Education Leadership Conference
As a field dedicated to analyzing the human condition, psychology has become a basic ingredient in nearly every discipline. But the training menu in most fields includes only a sprinkle of psychological science--and sometimes none at all. Faculty and administrators in fields such as communication, criminal justice, law, architecture, business and education shared their recipe for integrating more psychological competencies across disciplines at APA's 2007 Education Leadership Conference (ELC), in Washington, D.C., Sept. 8-11.
- Find common ground. Many fields are grounded in the field of psychology, and see it as a core aspect of the discipline, said Gerald C. Davison, PhD, dean of the Davis School of Gerontology at the University of Southern California. The gerontology and communications fields, for example, both incorporate the analysis of the human condition into their teaching and practice, he said. Psychology can provide similar expertise in the field of law, which involves the study, prediction and shaping of human behavior, said Linda J. Demaine, PhD, JD, of the Sandra Day O'Connor College of Law at Arizona State University. One way to promote psychology's relevance to other professions is for psychology faculty to teach and conduct research for other departments for a year. By taking a multidisciplinary approach, psychology educators can learn how to best address the needs of other fields, said Alan G. Whittaker, PhD, of the National Defense University in Washington, D.C., where he teaches psychology to national security leaders as well as foreign service personnel, such as ambassadors. "Politics is a people business," said Whittaker. And as psychologists continue to get involved in this field, he said, they can help develop "more knowledgeable, skilled and effective" national leaders.

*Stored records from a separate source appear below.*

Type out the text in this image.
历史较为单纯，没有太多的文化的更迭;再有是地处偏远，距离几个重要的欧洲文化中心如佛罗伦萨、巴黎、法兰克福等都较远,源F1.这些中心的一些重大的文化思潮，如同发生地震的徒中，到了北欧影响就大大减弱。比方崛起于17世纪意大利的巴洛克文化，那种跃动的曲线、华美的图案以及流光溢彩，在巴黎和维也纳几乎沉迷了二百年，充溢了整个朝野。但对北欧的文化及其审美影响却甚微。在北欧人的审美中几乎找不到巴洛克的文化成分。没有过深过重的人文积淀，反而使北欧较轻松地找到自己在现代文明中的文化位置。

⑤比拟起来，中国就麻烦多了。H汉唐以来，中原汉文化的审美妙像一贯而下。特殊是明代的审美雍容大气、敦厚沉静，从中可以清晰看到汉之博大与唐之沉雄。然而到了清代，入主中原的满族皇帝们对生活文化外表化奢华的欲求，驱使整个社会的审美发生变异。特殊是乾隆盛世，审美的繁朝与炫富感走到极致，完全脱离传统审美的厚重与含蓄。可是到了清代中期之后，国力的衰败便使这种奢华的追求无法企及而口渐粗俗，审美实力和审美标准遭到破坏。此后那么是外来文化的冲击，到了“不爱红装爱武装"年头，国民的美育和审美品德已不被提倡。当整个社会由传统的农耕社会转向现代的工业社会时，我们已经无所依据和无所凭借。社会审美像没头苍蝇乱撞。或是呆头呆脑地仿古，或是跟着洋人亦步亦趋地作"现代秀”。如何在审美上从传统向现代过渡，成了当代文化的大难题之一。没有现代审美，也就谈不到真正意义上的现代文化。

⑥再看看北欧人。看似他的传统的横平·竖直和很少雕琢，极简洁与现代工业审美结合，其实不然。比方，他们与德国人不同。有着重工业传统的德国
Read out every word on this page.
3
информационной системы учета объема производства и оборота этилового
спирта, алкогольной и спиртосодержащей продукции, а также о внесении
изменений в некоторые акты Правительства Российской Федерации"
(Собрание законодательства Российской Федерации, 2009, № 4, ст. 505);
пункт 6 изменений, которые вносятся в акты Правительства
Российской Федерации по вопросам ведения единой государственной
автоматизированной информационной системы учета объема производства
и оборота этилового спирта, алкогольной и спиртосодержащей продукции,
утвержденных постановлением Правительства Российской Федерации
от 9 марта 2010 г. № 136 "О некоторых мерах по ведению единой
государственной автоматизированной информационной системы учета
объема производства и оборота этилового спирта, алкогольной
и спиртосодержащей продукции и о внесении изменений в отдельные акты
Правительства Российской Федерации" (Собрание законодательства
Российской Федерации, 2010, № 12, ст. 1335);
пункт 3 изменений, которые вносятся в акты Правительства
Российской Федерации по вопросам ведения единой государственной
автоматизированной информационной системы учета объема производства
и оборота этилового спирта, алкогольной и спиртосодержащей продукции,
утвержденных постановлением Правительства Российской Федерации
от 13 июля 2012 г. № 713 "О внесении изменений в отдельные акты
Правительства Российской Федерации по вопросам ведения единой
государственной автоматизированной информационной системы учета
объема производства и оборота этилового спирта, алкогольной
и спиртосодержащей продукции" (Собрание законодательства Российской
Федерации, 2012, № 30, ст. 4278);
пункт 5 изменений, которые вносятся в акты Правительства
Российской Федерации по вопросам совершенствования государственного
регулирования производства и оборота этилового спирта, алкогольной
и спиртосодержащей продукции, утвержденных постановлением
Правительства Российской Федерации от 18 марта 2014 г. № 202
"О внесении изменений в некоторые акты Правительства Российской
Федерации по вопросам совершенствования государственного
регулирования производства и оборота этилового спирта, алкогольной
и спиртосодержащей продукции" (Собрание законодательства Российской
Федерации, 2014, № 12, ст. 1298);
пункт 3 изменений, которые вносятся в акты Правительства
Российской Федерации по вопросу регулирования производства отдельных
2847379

- Observe new trends and offer expertise. Psychology faculty can also latch on to emerging trends and help promote them. For example, with the recent emphasis on charter and lab schools, psychologists can provide expertise in human development, said Jane Close Conoley, PhD, professor and dean of education at the University of California, Santa Barbara. Similarly, student interest in psychology's relevance to the criminal justice field continues to grow due to the popularity of television shows such as "CSI" and "Law and Order," said Maureen O'Connor, JD, PhD, chair of psychology at the John Jay College of Criminal Justice. To bone up on these emerging trends, psychology educators should consider attending conferences and subscribing to publications outside of psychology, said O'Connor. And psychologists might find a broader audience if they published their findings in other disciplines' academic journals, said Demaine.
- Design professional development courses. In addition to teaching psychology to students via another discipline's curriculum, which can be crowded with courses required by that field, consider offering professional development opportunities to established professionals. In education, for example, these lifelong learning forums may even be better for encouraging the incorporation of psychological knowledge into practice because so much of what teachers learn comes after they begin their profession and are dealing with students every day, said Conoley."Psychology's influence is of utmost importance [to teachers] once they're working," said Conoley. "Providing continuing-education courses will help them use their skills more effectively."